Re: Augment revisited (was: NUN+Verb.Aorist)

Jonathan Robie (jwrobie@mindspring.com)
Wed, 30 Apr 1997 15:33:37 -0400

At 01:27 PM 4/30/97 -0400, Paul Zellmer wrote:

>Jonathan, your requests, questions and challenges are *always* friendly
>(something many of us, including yours truly, can learn.)

Thanks! I really appreciate your saying that.

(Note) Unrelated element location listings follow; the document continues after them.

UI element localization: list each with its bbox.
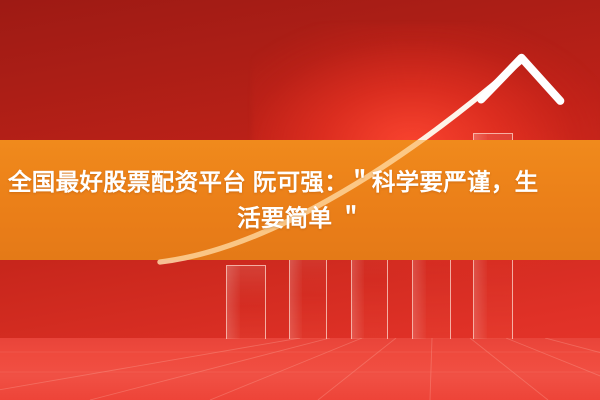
banner-image: 全国最好股票配资平台 阮可强：＂科学要严谨，生 活要简单 ＂ — [0, 0, 600, 400]
bar-highlight — [227, 266, 240, 339]
banner-headline-line-1: 全国最好股票配资平台 阮可强：＂科学要严谨，生 — [4, 165, 596, 199]
bar-1 — [226, 265, 266, 339]
banner-text-block: 全国最好股票配资平台 阮可强：＂科学要严谨，生 活要简单 ＂ — [0, 140, 600, 260]
banner-headline-line-2: 活要简单 ＂ — [4, 201, 596, 235]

>> 1. Do you mean to say that the augment itself signals past time? Are you
>> saying that the augment itself signals past time, or that the use of the
>> augment in a particular tense form signals past time, or that those tenses
>> which can use the augment are necessarily past-time tenses? For instance, is
>> there any difference in time between aorist verbs with the augment and
>> aorist verbs without the augment?
>>
>
>The historic position in linguistic terms is that the augment is a
>phoneme (the smallest particle of speech which carries meaning). In
>generative terms (which tries to reduce meanings to a binary-type
>coding), it indicates [+past.time]. It is found in the indicative only,
>and is attached to the aorist, imperfect, and pluperfect. I suppose the
>analysis which resulted in the assignment of this meaning to the
>augment, these are the three tenses which are in past time if unmodified
>in the indicative, the augment is found on them and only them, and it is
>not found in the non-indicative (where time is not defined). I guess if
>you could find one of these tenses in the without the augment, that case
>would not have the [+past.time] characteristic. {Do a search on the
>pluperfect; it may have the exception that would be a test case. I just
>haven't found an exception to answer your last question yet.}

But there *are* aorists which do not have the augment, and some forms which
are used with and without the augment. So far, I haven't heard anybody argue
that aorist forms without the augment do not have past time referent, but
aorist forms with the augment do. Do you know if anyone would argue this
position? Would you? (Please? Pretty please? It would be kind of fun! ;->)

>> 5. What are your criteria for determining whether the augment indicates past
>> time? What would someone have to show in order to prove your assertion
>> false? (This is the good old scientific doctrine of falsifiability - if I
>> don't know how to prove your statement false, you really haven't said much.)
>
>I have already stated that the augment is found only on those tenses
>which are past time in the indicative. This should give you a starting
>point for falsifiability. Find it on a form which is *not* past-time in
>the unmodified case, or find it unmodified in a case that is obviously
>not past-time. But, please note, even in the discussion of the gnomic
>aorist, the citations stated that the aorist described what happened in
>the past with the implication that it is a general truth.

Hmmmm...this still leaves you a lot less vulnerable than it leaves me!